- Directed by: Olha Zhurba
- Produced by: Darya Bassel
- Cinematography: Volodymyr Usyk Viacheslav Tsvietkov Misha Lubarsky
- Edited by: Michael Aaglund
- Music by: Yaroslav Tatarchenko
- Release date: 4 September 2024 (Venice);
- Countries: Ukraine Denmark Sweden France

= Songs of Slow Burning Earth =

Songs of Slow Burning Earth is a 2024 documentary film written and directed by Olha Zhurba. A co-production between Ukraine, Denmark, Sweden and France, it had its world premiere at the 81st edition of the Venice Film Festival.

==Synopsis==
The documentary depicts life in Ukraine during the first two years of the Russian invasion. Through observational footage filmed across the country, it follows civilians, soldiers, volunteers and families as they experience displacement, loss and the gradual normalization of wartime conditions.
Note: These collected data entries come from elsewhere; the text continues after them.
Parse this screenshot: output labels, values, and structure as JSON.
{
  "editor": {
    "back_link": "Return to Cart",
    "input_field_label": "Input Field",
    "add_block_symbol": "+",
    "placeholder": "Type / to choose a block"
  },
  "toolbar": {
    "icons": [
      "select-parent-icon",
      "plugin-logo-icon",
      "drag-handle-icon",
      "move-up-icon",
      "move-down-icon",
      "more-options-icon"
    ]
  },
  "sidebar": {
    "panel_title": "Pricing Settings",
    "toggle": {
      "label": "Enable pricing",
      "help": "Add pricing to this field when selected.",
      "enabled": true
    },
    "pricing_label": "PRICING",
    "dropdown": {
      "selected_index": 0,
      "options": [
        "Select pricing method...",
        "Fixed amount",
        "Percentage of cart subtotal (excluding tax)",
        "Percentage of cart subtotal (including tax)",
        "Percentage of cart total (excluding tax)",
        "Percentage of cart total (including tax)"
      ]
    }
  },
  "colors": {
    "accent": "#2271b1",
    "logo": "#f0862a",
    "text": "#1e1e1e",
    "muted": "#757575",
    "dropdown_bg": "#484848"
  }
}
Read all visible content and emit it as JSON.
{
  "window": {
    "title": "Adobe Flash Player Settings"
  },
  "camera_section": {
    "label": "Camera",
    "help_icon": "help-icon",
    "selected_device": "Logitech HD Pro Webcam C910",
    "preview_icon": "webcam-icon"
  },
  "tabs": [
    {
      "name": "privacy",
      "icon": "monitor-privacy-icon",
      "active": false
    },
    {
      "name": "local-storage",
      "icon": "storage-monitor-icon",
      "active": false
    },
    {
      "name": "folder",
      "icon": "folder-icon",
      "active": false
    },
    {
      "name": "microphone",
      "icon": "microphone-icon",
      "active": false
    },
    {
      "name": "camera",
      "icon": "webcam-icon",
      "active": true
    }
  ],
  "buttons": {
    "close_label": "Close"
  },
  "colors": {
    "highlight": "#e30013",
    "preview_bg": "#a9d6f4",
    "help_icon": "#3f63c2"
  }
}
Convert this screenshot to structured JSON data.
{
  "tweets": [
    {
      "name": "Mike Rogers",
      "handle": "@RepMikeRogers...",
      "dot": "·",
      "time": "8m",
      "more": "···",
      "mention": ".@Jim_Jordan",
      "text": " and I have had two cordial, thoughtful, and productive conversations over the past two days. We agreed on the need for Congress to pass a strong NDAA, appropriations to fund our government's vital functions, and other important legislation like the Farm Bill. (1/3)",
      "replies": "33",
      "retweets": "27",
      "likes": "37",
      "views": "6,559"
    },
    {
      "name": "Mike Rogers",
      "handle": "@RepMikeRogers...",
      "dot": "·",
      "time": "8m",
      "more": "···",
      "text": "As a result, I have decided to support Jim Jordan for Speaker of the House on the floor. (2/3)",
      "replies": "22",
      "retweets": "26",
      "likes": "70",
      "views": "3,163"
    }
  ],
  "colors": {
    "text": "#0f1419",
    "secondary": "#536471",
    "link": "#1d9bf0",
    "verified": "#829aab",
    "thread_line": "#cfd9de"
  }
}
Rather than focusing on a single individual, the film presents a series of everyday moments that show how the conflict reshapes Ukrainian society.

==Production==
The film was an international co-production by Moon Man, Final Cut for Real and We Have a Plan.

==Release==
The film premiered out of competition at the 81st Venice International Film Festival.

==Reception==
The film was awarded best film at the 11th Riga International Film Festival and at the 22nd Big Sky Documentary Film Festival, and won the Jury Award for Best Film at the 27th One World International Human Rights Film Festival. Marc van de Klashorst from International Cinephile Society described the film as "a powerful document of the horrors of war and the resilience of humanity", and wrote: "not only is the compositional work strong, Zhurba also has a knack for making human drama play out in such a way that it becomes a gut punch".